Census instructions land in a mailbox near you

Date: Thursday, March 12, 2020

The 2020 Census comes to Minnesota and the Twin Cities this month. Starting March 12, the Census Bureau began mailing letters to all known residential addresses.

Almost every residential address in the Twin Cities metro area will receive a letter that invites self-response through a secure website, my2020census.gov, or by phone interview (1-844-330-2020).

Participation and an accurate count are important. The Met Council will use Census counts during the next nine years to estimate annual population for communities in the metro area. The estimates are the official counts for state government purposes, including the distribution of local government aid (LGA), local street aid, and fiscal disparities tax-base sharing.

Exceptional cases will be treated in tailored ways

  • People living in institutions and service-based housing will be part of special “group quarters” counts. Institutions and service-based housing include nursing homes and senior care facilities, college dorms, correctional facilities, shelters and transitional housing.

  • Minneapolis and Richfield only: Three neighborhoods in Minneapolis and Richfield will receive a first letter in both Spanish and English. The Census Bureau identified these three neighborhoods as having the greatest concentration of Spanish-speaking households.
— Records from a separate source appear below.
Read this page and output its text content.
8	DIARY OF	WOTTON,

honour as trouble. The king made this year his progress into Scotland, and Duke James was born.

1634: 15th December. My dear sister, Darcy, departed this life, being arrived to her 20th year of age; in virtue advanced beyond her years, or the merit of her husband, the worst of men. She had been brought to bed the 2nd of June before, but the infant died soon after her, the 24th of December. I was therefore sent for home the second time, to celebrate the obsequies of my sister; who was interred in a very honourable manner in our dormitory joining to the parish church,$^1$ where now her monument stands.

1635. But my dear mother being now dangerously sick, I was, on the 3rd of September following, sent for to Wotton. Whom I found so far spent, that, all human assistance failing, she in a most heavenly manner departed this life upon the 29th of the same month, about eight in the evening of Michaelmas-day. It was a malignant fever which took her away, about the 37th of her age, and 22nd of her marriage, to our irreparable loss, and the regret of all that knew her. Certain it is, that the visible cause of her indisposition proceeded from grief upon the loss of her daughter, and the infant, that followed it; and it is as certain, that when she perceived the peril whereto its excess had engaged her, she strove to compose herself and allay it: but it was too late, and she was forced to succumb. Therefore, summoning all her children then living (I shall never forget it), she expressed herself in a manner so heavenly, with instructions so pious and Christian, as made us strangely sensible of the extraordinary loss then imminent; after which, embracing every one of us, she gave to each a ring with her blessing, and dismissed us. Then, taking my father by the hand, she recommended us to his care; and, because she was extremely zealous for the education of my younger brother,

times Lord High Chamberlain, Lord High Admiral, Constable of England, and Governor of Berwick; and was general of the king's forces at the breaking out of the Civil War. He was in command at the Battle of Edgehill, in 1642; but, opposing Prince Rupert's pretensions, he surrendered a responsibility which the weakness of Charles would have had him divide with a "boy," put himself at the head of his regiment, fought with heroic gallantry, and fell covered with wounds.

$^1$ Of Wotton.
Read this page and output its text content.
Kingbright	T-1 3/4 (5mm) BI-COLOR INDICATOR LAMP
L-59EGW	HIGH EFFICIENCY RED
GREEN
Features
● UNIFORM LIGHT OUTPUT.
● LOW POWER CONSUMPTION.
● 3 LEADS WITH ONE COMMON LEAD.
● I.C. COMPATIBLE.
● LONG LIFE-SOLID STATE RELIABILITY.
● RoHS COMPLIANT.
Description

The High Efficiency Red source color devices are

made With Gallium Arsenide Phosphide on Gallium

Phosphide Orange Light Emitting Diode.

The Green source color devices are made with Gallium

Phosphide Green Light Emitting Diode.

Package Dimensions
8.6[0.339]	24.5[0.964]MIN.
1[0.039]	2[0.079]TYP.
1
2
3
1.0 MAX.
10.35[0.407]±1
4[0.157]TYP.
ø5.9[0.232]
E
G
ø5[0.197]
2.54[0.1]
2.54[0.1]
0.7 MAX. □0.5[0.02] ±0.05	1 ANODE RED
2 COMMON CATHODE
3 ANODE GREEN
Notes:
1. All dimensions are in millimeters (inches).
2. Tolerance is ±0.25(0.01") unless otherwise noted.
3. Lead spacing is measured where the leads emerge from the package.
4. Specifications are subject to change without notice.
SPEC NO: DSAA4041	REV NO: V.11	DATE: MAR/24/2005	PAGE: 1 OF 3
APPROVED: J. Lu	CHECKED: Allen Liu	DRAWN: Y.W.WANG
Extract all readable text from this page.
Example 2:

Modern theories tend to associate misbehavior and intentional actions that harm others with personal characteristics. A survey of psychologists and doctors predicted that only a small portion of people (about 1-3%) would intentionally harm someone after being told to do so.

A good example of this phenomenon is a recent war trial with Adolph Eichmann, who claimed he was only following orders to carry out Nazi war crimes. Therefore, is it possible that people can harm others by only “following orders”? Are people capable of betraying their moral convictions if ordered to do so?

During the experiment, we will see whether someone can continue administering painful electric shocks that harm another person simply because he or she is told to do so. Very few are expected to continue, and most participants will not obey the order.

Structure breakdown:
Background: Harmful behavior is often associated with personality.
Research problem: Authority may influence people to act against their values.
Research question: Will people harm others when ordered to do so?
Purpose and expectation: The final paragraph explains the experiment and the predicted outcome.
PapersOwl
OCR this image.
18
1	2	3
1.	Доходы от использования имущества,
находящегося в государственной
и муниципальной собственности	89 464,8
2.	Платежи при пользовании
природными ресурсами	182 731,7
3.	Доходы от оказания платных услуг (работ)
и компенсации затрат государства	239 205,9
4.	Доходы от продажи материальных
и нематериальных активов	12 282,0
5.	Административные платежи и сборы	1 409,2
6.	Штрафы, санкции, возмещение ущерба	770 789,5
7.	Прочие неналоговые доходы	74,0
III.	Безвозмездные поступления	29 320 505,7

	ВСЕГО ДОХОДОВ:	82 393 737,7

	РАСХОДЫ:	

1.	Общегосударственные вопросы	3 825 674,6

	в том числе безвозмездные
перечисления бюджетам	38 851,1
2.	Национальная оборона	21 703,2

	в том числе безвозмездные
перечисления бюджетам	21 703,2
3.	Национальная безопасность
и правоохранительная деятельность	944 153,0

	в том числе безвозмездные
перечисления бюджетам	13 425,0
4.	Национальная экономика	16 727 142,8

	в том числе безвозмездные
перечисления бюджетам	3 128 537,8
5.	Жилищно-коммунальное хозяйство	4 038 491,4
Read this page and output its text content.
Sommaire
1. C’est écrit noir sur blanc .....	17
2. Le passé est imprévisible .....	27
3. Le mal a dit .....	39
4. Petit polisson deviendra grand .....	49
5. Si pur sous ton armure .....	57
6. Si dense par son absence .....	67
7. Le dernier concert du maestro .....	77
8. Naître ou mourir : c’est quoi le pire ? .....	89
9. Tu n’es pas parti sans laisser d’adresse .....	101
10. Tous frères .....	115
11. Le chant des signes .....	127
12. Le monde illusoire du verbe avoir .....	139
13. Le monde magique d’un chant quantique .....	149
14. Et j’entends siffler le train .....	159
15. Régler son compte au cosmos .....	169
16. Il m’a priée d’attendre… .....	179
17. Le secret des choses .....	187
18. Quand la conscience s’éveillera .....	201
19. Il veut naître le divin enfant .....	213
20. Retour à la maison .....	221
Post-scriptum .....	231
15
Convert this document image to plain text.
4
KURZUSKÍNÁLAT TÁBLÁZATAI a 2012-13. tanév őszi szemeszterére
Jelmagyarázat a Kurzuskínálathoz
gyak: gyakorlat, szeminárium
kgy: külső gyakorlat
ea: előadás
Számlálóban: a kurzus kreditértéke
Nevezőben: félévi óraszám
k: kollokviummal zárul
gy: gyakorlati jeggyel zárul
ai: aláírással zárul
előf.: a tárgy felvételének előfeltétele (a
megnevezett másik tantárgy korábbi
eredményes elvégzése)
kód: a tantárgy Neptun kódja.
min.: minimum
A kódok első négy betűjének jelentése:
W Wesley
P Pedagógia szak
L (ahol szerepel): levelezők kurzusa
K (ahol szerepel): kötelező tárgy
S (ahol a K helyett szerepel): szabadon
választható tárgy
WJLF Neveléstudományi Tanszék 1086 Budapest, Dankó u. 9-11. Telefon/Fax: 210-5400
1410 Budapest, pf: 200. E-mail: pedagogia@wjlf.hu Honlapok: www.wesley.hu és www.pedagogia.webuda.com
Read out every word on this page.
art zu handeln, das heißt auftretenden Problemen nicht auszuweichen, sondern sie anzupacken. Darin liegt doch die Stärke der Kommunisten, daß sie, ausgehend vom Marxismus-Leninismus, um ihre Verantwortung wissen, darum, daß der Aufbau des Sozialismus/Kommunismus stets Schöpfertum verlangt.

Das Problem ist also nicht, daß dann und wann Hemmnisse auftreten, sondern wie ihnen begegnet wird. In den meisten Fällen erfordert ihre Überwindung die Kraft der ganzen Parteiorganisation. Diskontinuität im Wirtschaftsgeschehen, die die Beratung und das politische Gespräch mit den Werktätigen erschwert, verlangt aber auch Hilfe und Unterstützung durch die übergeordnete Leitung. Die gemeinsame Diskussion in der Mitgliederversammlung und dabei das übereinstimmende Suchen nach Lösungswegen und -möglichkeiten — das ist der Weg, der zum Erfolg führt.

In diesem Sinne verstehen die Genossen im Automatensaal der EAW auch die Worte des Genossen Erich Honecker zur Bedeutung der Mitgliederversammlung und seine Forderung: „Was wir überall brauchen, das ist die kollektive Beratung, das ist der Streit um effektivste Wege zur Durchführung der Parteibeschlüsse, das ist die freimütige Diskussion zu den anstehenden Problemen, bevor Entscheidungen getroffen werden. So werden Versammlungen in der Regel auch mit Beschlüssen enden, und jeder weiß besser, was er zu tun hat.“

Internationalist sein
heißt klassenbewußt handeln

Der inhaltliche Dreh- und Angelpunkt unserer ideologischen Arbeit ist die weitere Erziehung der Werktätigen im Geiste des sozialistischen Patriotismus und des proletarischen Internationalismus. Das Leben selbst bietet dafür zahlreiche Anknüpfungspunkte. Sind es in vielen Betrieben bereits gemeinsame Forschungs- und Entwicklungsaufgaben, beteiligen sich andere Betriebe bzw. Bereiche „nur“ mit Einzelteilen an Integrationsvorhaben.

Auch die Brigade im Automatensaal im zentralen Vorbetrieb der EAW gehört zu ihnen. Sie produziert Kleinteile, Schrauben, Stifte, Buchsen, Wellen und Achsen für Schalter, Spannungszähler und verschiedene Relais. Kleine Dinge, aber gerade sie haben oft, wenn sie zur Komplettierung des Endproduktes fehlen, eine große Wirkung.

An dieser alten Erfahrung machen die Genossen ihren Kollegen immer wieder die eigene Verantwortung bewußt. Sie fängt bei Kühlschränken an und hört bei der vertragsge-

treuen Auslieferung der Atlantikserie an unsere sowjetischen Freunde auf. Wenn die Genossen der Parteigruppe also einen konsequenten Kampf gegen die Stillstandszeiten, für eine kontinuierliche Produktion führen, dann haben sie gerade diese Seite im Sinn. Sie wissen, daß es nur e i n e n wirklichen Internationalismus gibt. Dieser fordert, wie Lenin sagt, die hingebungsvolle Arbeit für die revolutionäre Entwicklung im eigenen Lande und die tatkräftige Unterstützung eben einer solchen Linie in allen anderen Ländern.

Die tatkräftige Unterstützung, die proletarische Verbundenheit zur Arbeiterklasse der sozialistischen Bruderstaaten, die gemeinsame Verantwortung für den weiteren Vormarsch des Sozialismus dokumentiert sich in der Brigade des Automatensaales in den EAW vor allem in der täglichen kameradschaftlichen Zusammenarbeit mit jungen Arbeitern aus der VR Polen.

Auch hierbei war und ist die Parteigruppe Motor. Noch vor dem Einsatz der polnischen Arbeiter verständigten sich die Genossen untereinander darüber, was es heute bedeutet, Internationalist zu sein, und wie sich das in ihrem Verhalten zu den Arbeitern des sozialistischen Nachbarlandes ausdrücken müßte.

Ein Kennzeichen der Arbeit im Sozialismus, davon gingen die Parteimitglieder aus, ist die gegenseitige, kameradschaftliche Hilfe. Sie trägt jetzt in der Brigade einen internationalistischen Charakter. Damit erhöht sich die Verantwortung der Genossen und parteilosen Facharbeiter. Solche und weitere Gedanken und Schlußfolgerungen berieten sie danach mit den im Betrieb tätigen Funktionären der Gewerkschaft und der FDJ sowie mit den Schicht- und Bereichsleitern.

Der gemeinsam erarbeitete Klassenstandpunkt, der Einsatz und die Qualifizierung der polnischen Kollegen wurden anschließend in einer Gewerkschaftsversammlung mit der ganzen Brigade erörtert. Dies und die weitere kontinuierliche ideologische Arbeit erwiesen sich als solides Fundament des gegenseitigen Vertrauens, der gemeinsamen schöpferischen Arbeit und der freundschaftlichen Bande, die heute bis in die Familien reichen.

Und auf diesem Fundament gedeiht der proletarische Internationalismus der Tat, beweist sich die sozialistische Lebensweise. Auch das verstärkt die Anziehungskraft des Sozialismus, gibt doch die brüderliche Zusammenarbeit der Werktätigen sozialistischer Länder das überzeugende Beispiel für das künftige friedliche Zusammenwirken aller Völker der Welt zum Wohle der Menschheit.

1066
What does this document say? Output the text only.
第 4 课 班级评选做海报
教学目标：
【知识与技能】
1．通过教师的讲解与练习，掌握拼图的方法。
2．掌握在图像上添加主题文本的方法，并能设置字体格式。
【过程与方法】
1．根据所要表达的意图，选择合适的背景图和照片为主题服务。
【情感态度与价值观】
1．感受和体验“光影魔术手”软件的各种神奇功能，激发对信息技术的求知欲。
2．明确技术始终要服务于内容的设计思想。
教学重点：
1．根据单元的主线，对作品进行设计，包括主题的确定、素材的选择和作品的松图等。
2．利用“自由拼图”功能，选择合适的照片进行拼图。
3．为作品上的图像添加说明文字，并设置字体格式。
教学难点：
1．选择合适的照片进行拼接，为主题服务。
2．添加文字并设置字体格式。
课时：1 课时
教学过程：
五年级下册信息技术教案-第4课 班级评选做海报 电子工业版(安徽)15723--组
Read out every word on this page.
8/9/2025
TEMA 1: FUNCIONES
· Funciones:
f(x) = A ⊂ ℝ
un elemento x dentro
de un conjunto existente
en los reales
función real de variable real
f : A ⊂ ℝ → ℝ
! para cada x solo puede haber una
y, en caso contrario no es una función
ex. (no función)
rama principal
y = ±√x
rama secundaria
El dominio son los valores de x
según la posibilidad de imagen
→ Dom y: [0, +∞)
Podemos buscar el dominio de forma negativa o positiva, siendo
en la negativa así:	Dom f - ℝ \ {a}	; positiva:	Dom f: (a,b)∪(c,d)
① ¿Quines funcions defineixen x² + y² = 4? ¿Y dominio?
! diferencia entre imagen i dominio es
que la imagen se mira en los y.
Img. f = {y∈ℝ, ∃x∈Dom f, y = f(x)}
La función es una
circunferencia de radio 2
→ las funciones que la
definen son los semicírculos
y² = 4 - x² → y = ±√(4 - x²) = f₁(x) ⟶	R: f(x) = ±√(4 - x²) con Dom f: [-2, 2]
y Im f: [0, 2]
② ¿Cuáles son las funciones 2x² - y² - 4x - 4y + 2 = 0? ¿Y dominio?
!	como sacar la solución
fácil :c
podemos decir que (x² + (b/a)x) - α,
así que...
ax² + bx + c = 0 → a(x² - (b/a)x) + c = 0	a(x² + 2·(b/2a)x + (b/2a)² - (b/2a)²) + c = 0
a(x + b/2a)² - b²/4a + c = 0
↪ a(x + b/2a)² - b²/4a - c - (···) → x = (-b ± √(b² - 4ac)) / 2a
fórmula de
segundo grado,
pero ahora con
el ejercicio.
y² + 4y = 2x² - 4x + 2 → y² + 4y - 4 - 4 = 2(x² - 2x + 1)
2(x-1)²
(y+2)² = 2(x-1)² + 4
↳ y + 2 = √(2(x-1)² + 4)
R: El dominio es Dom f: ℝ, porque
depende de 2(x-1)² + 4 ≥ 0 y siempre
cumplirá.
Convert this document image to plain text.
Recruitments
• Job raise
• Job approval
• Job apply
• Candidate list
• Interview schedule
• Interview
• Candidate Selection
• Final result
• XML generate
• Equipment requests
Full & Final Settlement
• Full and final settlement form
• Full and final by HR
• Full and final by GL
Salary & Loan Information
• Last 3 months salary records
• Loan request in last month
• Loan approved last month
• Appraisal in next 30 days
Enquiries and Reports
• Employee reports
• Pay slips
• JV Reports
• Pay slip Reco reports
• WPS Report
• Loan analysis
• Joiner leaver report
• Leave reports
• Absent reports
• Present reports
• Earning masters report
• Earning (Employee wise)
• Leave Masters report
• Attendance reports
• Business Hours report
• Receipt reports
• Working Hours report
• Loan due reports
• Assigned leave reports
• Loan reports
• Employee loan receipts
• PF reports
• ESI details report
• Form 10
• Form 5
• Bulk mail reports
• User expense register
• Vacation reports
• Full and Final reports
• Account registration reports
  • St. Paul, Roseville, Shakopee, Prior Lake, Mendota, Newport, and Marine only: A very small number of neighborhoods, with a few hundred addresses total, will receive questionnaires hand-delivered by Census canvassers, rather than by mail. An example is William O’Brien State Park, which has a few residents living in cabins or RVs without street addresses.

Be proactive and complete your Census form or interview

You can complete the internet self-response or the phone interview with or without the letter from the Census Bureau. This is the solution for any household that is somehow missed and does not receive a Census letter. To link your response to where you live — and be marked as “responded” — you must provide one of the following:

  • Your street address

  • A description of your location if you have no street address

  • The 12-digit ID number found in the Census Bureau’s letter

If recipients of the first letter do not complete the Census by internet or by phone in March, then there will be subsequent mailings in early April, including a traditional mail-back questionnaire.

All people living in Minnesota must complete the 2020 Census. Addresses that still have not responded by late April will be visited by Census workers conducting in-person interviews.